In the down time, we've had company, which is rare for us.  My best friend came down from the Dallas area and brought two of her kiddos.  We were able to give them a little peek into farm life - let them bottle feed the baby lambs, climb on the tractor, etc.  All little kids seem to love the farm - then they grow out of it.  Such a shame.

Our latest visitor is a farming friend from up in South Dakota.  Him and My Love met several years ago in the sheep business.  We went to visit him and his family right after we were married.  While he's here, we get an extra hand around the farm!  We've got him weaning lambs today - gotta love free labor! 

In the Field: Why I really wanted to post though, concerns this "Real Food" argument going around.  I'd love to call it a discussion, but it's gotten nasty - even the word "argument" seems too nice.  Americans are really on a kick of bashing farmers.  If you're not an organic farmer on 10 acres, then you're BIG AG and therefore, in the pocket of companies like Monsanto.  And that's just not true.

As a farm wife, these "discussions" interest me.  So I follow a few farming groups on Facebook.

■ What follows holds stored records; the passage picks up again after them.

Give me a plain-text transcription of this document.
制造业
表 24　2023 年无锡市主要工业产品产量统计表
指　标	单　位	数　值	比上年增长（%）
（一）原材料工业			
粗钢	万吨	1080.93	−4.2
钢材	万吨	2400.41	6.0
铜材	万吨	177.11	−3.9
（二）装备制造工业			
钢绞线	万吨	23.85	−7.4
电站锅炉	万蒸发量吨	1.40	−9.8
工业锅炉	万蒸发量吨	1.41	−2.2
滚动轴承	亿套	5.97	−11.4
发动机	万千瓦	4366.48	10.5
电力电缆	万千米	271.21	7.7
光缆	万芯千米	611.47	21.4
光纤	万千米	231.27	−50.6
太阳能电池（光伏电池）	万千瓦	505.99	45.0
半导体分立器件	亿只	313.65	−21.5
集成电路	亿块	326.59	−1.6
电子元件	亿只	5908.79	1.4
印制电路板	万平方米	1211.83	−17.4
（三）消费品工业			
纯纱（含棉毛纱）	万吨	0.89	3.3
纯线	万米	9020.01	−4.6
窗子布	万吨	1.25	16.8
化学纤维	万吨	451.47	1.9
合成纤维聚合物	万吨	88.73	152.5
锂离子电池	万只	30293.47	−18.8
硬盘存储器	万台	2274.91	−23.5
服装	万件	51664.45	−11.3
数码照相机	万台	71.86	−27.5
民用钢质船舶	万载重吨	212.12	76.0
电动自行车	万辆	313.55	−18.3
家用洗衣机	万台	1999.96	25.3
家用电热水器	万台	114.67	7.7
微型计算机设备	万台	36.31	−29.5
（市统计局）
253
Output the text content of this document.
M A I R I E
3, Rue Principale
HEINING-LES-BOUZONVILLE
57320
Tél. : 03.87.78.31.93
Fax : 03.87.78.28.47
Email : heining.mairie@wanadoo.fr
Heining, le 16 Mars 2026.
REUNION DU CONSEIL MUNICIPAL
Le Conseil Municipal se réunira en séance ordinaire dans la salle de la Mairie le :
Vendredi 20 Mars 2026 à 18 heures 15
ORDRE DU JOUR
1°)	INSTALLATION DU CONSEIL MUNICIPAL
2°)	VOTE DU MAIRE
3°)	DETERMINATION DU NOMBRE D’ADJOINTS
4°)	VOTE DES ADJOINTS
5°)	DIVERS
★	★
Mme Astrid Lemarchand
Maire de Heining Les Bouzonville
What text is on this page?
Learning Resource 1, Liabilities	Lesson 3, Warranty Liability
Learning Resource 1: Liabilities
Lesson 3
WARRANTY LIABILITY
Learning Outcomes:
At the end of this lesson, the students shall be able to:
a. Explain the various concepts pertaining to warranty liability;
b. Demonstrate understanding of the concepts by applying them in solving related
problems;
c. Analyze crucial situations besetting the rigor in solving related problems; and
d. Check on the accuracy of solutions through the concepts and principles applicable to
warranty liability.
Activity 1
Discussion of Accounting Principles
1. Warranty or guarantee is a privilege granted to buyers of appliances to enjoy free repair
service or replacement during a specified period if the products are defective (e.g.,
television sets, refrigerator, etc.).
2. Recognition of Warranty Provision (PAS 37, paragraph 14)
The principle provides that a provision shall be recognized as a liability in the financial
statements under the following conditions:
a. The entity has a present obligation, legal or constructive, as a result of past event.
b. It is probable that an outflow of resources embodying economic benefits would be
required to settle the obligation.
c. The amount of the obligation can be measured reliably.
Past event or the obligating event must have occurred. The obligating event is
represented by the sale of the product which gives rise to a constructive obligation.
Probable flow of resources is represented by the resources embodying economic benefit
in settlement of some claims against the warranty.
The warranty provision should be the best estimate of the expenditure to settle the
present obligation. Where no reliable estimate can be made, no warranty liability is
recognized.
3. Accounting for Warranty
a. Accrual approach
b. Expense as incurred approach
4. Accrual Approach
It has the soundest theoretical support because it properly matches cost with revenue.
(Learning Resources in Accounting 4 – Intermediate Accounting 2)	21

One of which is the non-profit group called the U.S. Farmers & Ranchers Alliance.   https://www.facebook.com/home.php#!/USFarmersandRanchers?fref=ts.  It was started a couple of years ago, as agriculture's attempt to inform consumers - to give consumers a peek into our lives, to explain why we do what we do. 

Today, they posted a link to this article on CNN.com: http://eatocracy.cnn.com/2013/01/17/opinion-my-family-farm-isnt-under-corporate-control/.  The author, Brian Scott, explains how his family isn't under corporate control, like so many believe.  Everything he states is true.  What really gets to me though, is the comments.  Those are always the most interesting part of any article - to see what the "world" thinks. 

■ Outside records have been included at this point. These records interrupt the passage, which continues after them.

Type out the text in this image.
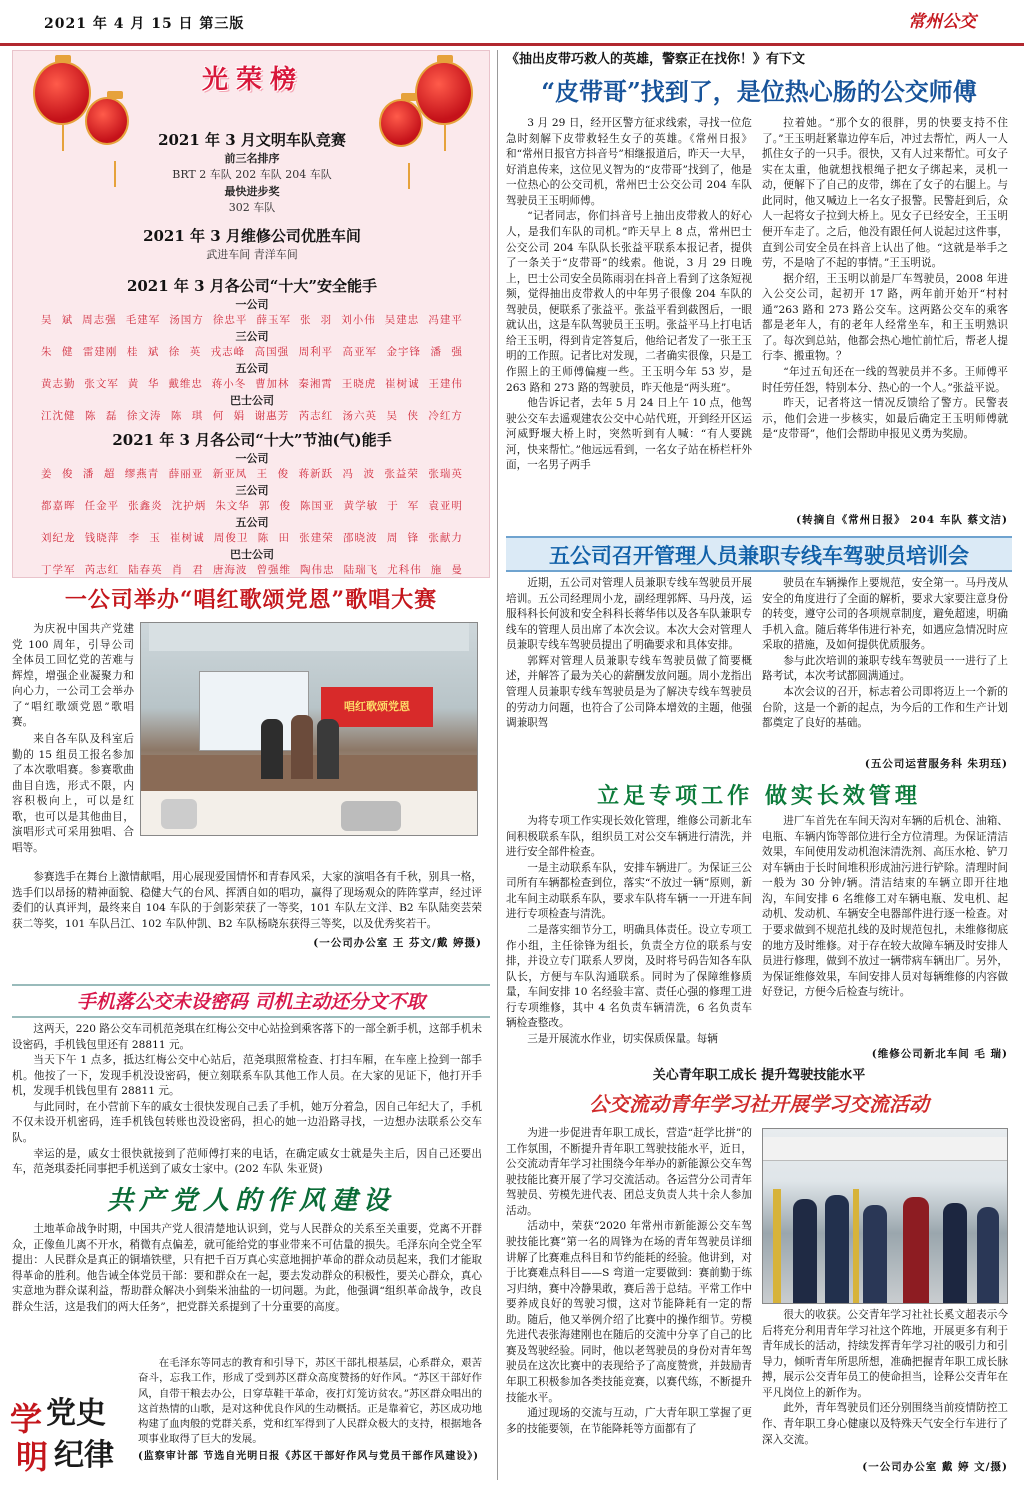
2021 年 4 月 15 日 第三版	常州公交
光荣榜
2021 年 3 月文明车队竞赛
前三名排序
BRT 2 车队 202 车队 204 车队
最快进步奖
302 车队
2021 年 3 月维修公司优胜车间
武进车间 青洋车间
2021 年 3 月各公司“十大”安全能手
一公司
吴 斌 周志强 毛建军 汤国方 徐忠平 薛玉军 张 羽 刘小伟 吴建忠 冯建平
三公司
朱 健 雷建刚 桂 斌 徐 英 戎志峰 高国强 周利平 高亚军 金宇锋 潘 强
五公司
黄志勤 张文军 黄 华 戴维忠 蒋小冬 曹加林 秦湘霄 王晓虎 崔树诚 王建伟
巴士公司
江沈健 陈 磊 徐文涛 陈 琪 何 娟 谢惠芳 芮志红 汤六英 吴 侠 冷红方
2021 年 3 月各公司“十大”节油(气)能手
一公司
姜 俊 潘 超 缪燕青 薛丽亚 新亚凤 王 俊 蒋新跃 冯 波 张益荣 张瑞英
三公司
都嘉晖 任金平 张鑫炎 沈护炳 朱文华 郭 俊 陈国亚 黄学敏 于 军 袁亚明
五公司
刘纪龙 钱晓萍 李 玉 崔树诚 周俊卫 陈 田 张建荣 邵晓波 周 锋 张献力
巴士公司
丁学军 芮志红 陆春英 肖 君 唐海波 曾强维 陶伟忠 陆瑞飞 尤科伟 施 曼
一公司举办“唱红歌颂党恩”歌唱大赛
唱红歌颂党恩

为庆祝中国共产党建党 100 周年，引导公司全体员工回忆党的苦难与辉煌，增强企业凝聚力和向心力，一公司工会举办了“唱红歌颂党恩”歌唱赛。

来自各车队及科室后勤的 15 组员工报名参加了本次歌唱赛。参赛歌曲曲目自选，形式不限，内容积极向上，可以是红歌，也可以是其他曲目，演唱形式可采用独唱、合唱等。

参赛选手在舞台上激情献唱，用心展现爱国情怀和青春风采，大家的演唱各有千秋，别具一格，选手们以昂扬的精神面貌、稳健大气的台风、挥洒自如的唱功，赢得了现场观众的阵阵掌声，经过评委们的认真评判，最终来自 104 车队的于剑影荣获了一等奖，101 车队左文洋、B2 车队陆奕芸荣获二等奖，101 车队吕江、102 车队仲凯、B2 车队杨晓东获得三等奖，以及优秀奖若干。

(一公司办公室 王 芬文/戴 婷摄)
手机落公交未设密码 司机主动还分文不取

这两天，220 路公交车司机范尧琪在红梅公交中心站捡到乘客落下的一部全新手机，这部手机未设密码，手机钱包里还有 28811 元。

当天下午 1 点多，抵达红梅公交中心站后，范尧琪照常检查、打扫车厢，在车座上捡到一部手机。他按了一下，发现手机没设密码，便立刻联系车队其他工作人员。在大家的见证下，他打开手机，发现手机钱包里有 28811 元。

与此同时，在小营前下车的戚女士很快发现自己丢了手机，她万分着急，因自己年纪大了，手机不仅未设开机密码，连手机钱包转账也没设密码，担心的她一边沿路寻找，一边想办法联系公交车队。

幸运的是，戚女士很快就接到了范师傅打来的电话，在确定戚女士就是失主后，因自己还要出车，范尧琪委托同事把手机送到了戚女士家中。(202 车队 朱亚贤)

共产党人的作风建设

土地革命战争时期，中国共产党人很清楚地认识到，党与人民群众的关系至关重要，党离不开群众，正像鱼儿离不开水，稍微有点偏差，就可能给党的事业带来不可估量的损失。毛泽东向全党全军提出：人民群众是真正的铜墙铁壁，只有把千百万真心实意地拥护革命的群众动员起来，我们才能取得革命的胜利。他告诫全体党员干部：要和群众在一起，要去发动群众的积极性，要关心群众，真心实意地为群众谋利益，帮助群众解决小到柴米油盐的一切问题。为此，他强调“组织革命战争，改良群众生活，这是我们的两大任务”，把党群关系提到了十分重要的高度。

学 党史
明 纪律

在毛泽东等同志的教育和引导下，苏区干部扎根基层，心系群众，艰苦奋斗，忘我工作，形成了受到苏区群众高度赞扬的好作风。“苏区干部好作风，自带干粮去办公，日穿草鞋干革命，夜打灯笼访贫农。”苏区群众唱出的这首热情的山歌，是对这种优良作风的生动概括。正是靠着它，苏区成功地构建了血肉般的党群关系，党和红军得到了人民群众极大的支持，根据地各项事业取得了巨大的发展。

(监察审计部 节选自光明日报《苏区干部好作风与党员干部作风建设》)
《抽出皮带巧救人的英雄，警察正在找你！》有下文
“皮带哥”找到了，是位热心肠的公交师傅

3 月 29 日，经开区警方征求线索，寻找一位危急时刻解下皮带救轻生女子的英雄。《常州日报》和“常州日报官方抖音号”相继报道后，昨天一大早，好消息传来，这位见义智为的“皮带哥”找到了，他是一位热心的公交司机，常州巴士公交公司 204 车队驾驶员王玉明师傅。

“记者同志，你们抖音号上抽出皮带救人的好心人，是我们车队的司机。”昨天早上 8 点，常州巴士公交公司 204 车队队长张益平联系本报记者，提供了一条关于“皮带哥”的线索。他说，3 月 29 日晚上，巴士公司安全员陈雨羽在抖音上看到了这条短视频，觉得抽出皮带救人的中年男子很像 204 车队的驾驶员，便联系了张益平。张益平看到截图后，一眼就认出，这是车队驾驶员王玉明。张益平马上打电话给王玉明，得到肯定答复后，他给记者发了一张王玉明的工作照。记者比对发现，二者确实很像，只是工作照上的王师傅偏瘦一些。王玉明今年 53 岁，是 263 路和 273 路的驾驶员，昨天他是“两头班”。

他告诉记者，去年 5 月 24 日上午 10 点，他驾驶公交车去遥观建农公交中心站代班，开到经开区运河威野堰大桥上时，突然听到有人喊：“有人要跳河，快来帮忙。”他远远看到，一名女子站在桥栏杆外面，一名男子两手

拉着她。“那个女的很胖，男的快要支持不住了。”王玉明赶紧靠边停车后，冲过去帮忙，两人一人抓住女子的一只手。很快，又有人过来帮忙。可女子实在太重，他就想找根绳子把女子绑起来，灵机一动，便解下了自己的皮带，绑在了女子的右腿上。与此同时，他又喊边上一名女子报警。民警赶到后，众人一起将女子拉到大桥上。见女子已经安全，王玉明便开车走了。之后，他没有跟任何人说起过这件事，直到公司安全员在抖音上认出了他。“这就是举手之劳，不是啥了不起的事情。”王玉明说。

据介绍，王玉明以前是厂车驾驶员，2008 年进入公交公司，起初开 17 路，两年前开始开“村村通”263 路和 273 路公交车。这两路公交车的乘客都是老年人，有的老年人经常坐车，和王玉明熟识了。每次到总站，他都会热心地忙前忙后，帮老人提行李、搬重物。？

“年过五旬还在一线的驾驶员并不多。王师傅平时任劳任怨，特别本分、热心的一个人。”张益平说。

昨天，记者将这一情况反馈给了警方。民警表示，他们会进一步核实，如最后确定王玉明师傅就是“皮带哥”，他们会帮助申报见义勇为奖励。

(转摘自《常州日报》 204 车队 蔡文洁)
五公司召开管理人员兼职专线车驾驶员培训会

近期，五公司对管理人员兼职专线车驾驶员开展培训。五公司经理周小龙，副经理郭辉、马丹茂，运服科科长何波和安全科科长蒋华伟以及各车队兼职专线车的管理人员出席了本次会议。本次大会对管理人员兼职专线车驾驶员提出了明确要求和具体安排。

郭辉对管理人员兼职专线车驾驶员做了简要概述，并解答了最为关心的薪酬发放问题。周小龙指出管理人员兼职专线车驾驶员是为了解决专线车驾驶员的劳动力问题，也符合了公司降本增效的主题，他强调兼职驾

驶员在车辆操作上要规范，安全第一。马丹茂从安全的角度进行了全面的解析，要求大家要注意身份的转变，遵守公司的各项规章制度，避免超速，明确手机入盒。随后蒋华伟进行补充，如遇应急情况时应采取的措施，及如何提供优质服务。

参与此次培训的兼职专线车驾驶员一一进行了上路考试，本次考试都圆满通过。

本次会议的召开，标志着公司即将迈上一个新的台阶，这是一个新的起点，为今后的工作和生产计划都奠定了良好的基础。

(五公司运营服务科 朱玥珏)
立足专项工作 做实长效管理

为将专项工作实现长效化管理，维修公司新北车间积极联系车队，组织员工对公交车辆进行清洗，并进行安全部件检查。

一是主动联系车队，安排车辆进厂。为保证三公司所有车辆都检查到位，落实“不放过一辆”原则，新北车间主动联系车队，要求车队将车辆一一开进车间进行专项检查与清洗。

二是落实细节分工，明确具体责任。设立专项工作小组，主任徐锋为组长，负责全方位的联系与安排，并设立专门联系人罗岗，及时将号码告知各车队队长，方便与车队沟通联系。同时为了保障维修质量，车间安排 10 名经验丰富、责任心强的修理工进行专项维修，其中 4 名负责车辆清洗，6 名负责车辆检查整改。

三是开展流水作业，切实保质保量。每辆

进厂车首先在车间天沟对车辆的后机仓、油箱、电瓶、车辆内饰等部位进行全方位清理。为保证清洁效果，车间使用发动机泡沫清洗剂、高压水枪、铲刀对车辆由于长时间堆积形成油污进行铲除。清理时间一般为 30 分钟/辆。清洁结束的车辆立即开往地沟，车间安排 6 名维修工对车辆电瓶、发电机、起动机、发动机、车辆安全电器部件进行逐一检查。对于要求做到不规范扎线的及时规范包扎，未维修彻底的地方及时维修。对于存在较大故障车辆及时安排人员进行修理，做到不放过一辆带病车辆出厂。另外，为保证维修效果，车间安排人员对每辆维修的内容做好登记，方便今后检查与统计。

(维修公司新北车间 毛 瑞)
关心青年职工成长 提升驾驶技能水平
公交流动青年学习社开展学习交流活动

为进一步促进青年职工成长，营造“赶学比拼”的工作氛围，不断提升青年职工驾驶技能水平，近日，公交流动青年学习社围绕今年举办的新能源公交车驾驶技能比赛开展了学习交流活动。各运营分公司青年驾驶员、劳模先进代表、团总支负责人共十余人参加活动。

活动中，荣获“2020 年常州市新能源公交车驾驶技能比赛”第一名的周锋为在场的青年驾驶员详细讲解了比赛难点科目和节约能耗的经验。他讲到，对于比赛难点科目——S 弯道一定要做到：赛前勤于练习归纳，赛中冷静果敢，赛后善于总结。平常工作中要养成良好的驾驶习惯，这对节能降耗有一定的帮助。随后，他又举例介绍了比赛中的操作细节。劳模先进代表张海建刚也在随后的交流中分享了自己的比赛及驾驶经验。同时，他以老驾驶员的身份对青年驾驶员在这次比赛中的表现给予了高度赞赏，并鼓励青年职工积极参加各类技能竞赛，以赛代练，不断提升技能水平。

通过现场的交流与互动，广大青年职工掌握了更多的技能要领，在节能降耗等方面都有了

很大的收获。公交青年学习社社长奚文超表示今后将充分利用青年学习社这个阵地，开展更多有利于青年成长的活动，持续发挥青年学习社的吸引力和引导力，倾听青年所思所想，准确把握青年职工成长脉搏，展示公交青年员工的使命担当，诠释公交青年在平凡岗位上的新作为。

此外，青年驾驶员们还分别围绕当前疫情防控工作、青年职工身心健康以及特殊天气安全行车进行了深入交流。

(一公司办公室 戴 婷 文/摄)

And the world is misinformed and hell-bent to stay that way.  Some of the comments border on ridiculous.  But nearly all of the comments that were not by other farmers were ugly - really nasty personal attacks.  Calling this man "BIG AG" and saying his article was a front paid for by Monsanto, etc.  There were a few though, very few, that were not other farmers, who actually appreciated his time and openness - for sharing his story and getting the truth out. 

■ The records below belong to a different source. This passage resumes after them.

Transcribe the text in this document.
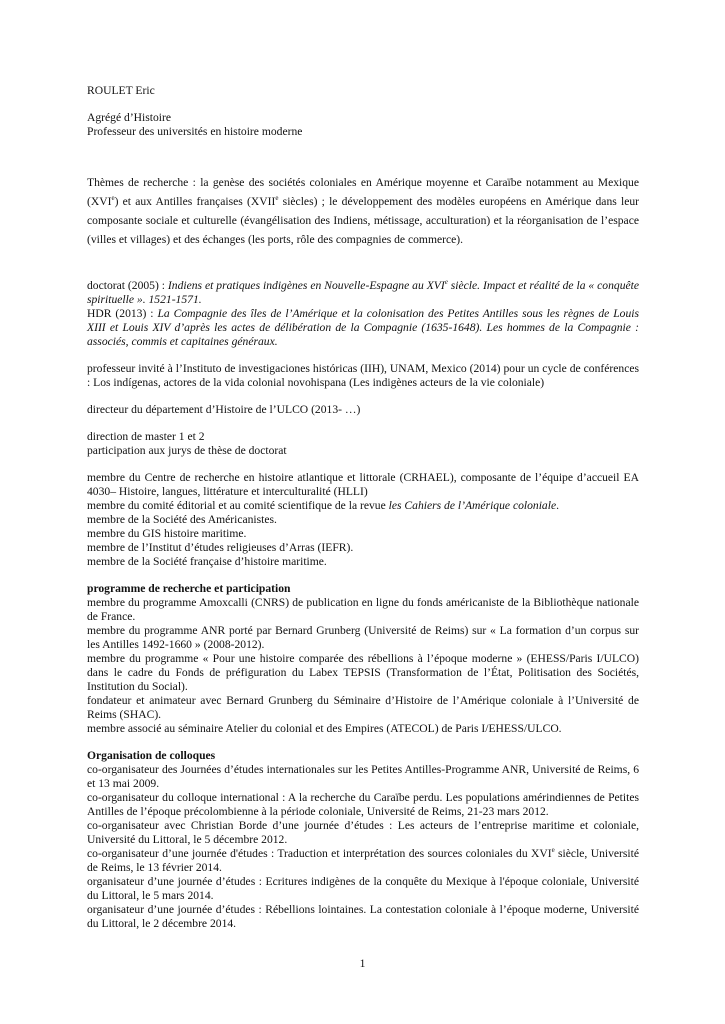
ROULET Eric

Agrégé d’Histoire

Professeur des universités en histoire moderne

Thèmes de recherche : la genèse des sociétés coloniales en Amérique moyenne et Caraïbe notamment au Mexique (XVIe) et aux Antilles françaises (XVIIe siècles) ; le développement des modèles européens en Amérique dans leur composante sociale et culturelle (évangélisation des Indiens, métissage, acculturation) et la réorganisation de l’espace (villes et villages) et des échanges (les ports, rôle des compagnies de commerce).

doctorat (2005) : Indiens et pratiques indigènes en Nouvelle-Espagne au XVIe siècle. Impact et réalité de la « conquête spirituelle ». 1521-1571.

HDR (2013) : La Compagnie des îles de l’Amérique et la colonisation des Petites Antilles sous les règnes de Louis XIII et Louis XIV d’après les actes de délibération de la Compagnie (1635-1648). Les hommes de la Compagnie : associés, commis et capitaines généraux.

professeur invité à l’Instituto de investigaciones históricas (IIH), UNAM, Mexico (2014) pour un cycle de conférences : Los indígenas, actores de la vida colonial novohispana (Les indigènes acteurs de la vie coloniale)

directeur du département d’Histoire de l’ULCO (2013- …)

direction de master 1 et 2

participation aux jurys de thèse de doctorat

membre du Centre de recherche en histoire atlantique et littorale (CRHAEL), composante de l’équipe d’accueil EA 4030– Histoire, langues, littérature et interculturalité (HLLI)

membre du comité éditorial et au comité scientifique de la revue les Cahiers de l’Amérique coloniale.

membre de la Société des Américanistes.

membre du GIS histoire maritime.

membre de l’Institut d’études religieuses d’Arras (IEFR).

membre de la Société française d’histoire maritime.

programme de recherche et participation

membre du programme Amoxcalli (CNRS) de publication en ligne du fonds américaniste de la Bibliothèque nationale de France.

membre du programme ANR porté par Bernard Grunberg (Université de Reims) sur « La formation d’un corpus sur les Antilles 1492-1660 » (2008-2012).

membre du programme « Pour une histoire comparée des rébellions à l’époque moderne » (EHESS/Paris I/ULCO) dans le cadre du Fonds de préfiguration du Labex TEPSIS (Transformation de l’État, Politisation des Sociétés, Institution du Social).

fondateur et animateur avec Bernard Grunberg du Séminaire d’Histoire de l’Amérique coloniale à l’Université de Reims (SHAC).

membre associé au séminaire Atelier du colonial et des Empires (ATECOL) de Paris I/EHESS/ULCO.

Organisation de colloques

co-organisateur des Journées d’études internationales sur les Petites Antilles-Programme ANR, Université de Reims, 6 et 13 mai 2009.

co-organisateur du colloque international : A la recherche du Caraïbe perdu. Les populations amérindiennes de Petites Antilles de l’époque précolombienne à la période coloniale, Université de Reims, 21-23 mars 2012.

co-organisateur avec Christian Borde d’une journée d’études : Les acteurs de l’entreprise maritime et coloniale, Université du Littoral, le 5 décembre 2012.

co-organisateur d’une journée d'études : Traduction et interprétation des sources coloniales du XVIe siècle, Université de Reims, le 13 février 2014.

organisateur d’une journée d’études : Ecritures indigènes de la conquête du Mexique à l'époque coloniale, Université du Littoral, le 5 mars 2014.

organisateur d’une journée d’études : Rébellions lointaines. La contestation coloniale à l’époque moderne, Université du Littoral, le 2 décembre 2014.

1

WARNING!  SARCASM  TO FOLLOW!

So many seem to believe that we all need to go back to farming the way our parents or grandparents did it.  They don't want us to plow the ground because it is increasing erosion - but wait - that's the way it was done before!  They don't want us to spray pesticides - ok, so the only other way to get rid of insects is to pick them off by hand - please sign up to volunteer below!  They don't want us to spray herbicides - so I guess I'll be taking volunteers to help hoe the fields too.  And since I can't drive my tractor because of emissions, I'll just use my horse-drawn plow...wait...I can't plow...darn it!

No one has problems with increased technology in any other sector except agriculture.  People would think you were crazy if you demanded that computers and cell phones were hazardous to your health and therefore, all businesses would need to cease use immediately.  How do you think the world would react if US business reverted to 1950 technology?  But that is exactly what these "real food" believers are asking farmers to do.  They want us to cease using technology because it's "BAD" for you and/or the environment.  There is no proof that GMOs are bad for you.  There's no proof behind any of their statements.  Because if there WAS real proof - then those things would be illegal and no one would be doing them anymore.

No farmer is trying to kill other people.  No farmer is trying to destroy the environment.  If we were, we wouldn't have anyone to sell our crop to - and no land to grow it on.

If you have a beef with Monsanto - that's fine - make your argument to them. But don't bash those of us who pour our blood, sweat, and tears into feeding you and the rest of the world.  Respect what we do, because, without us, you'd starve.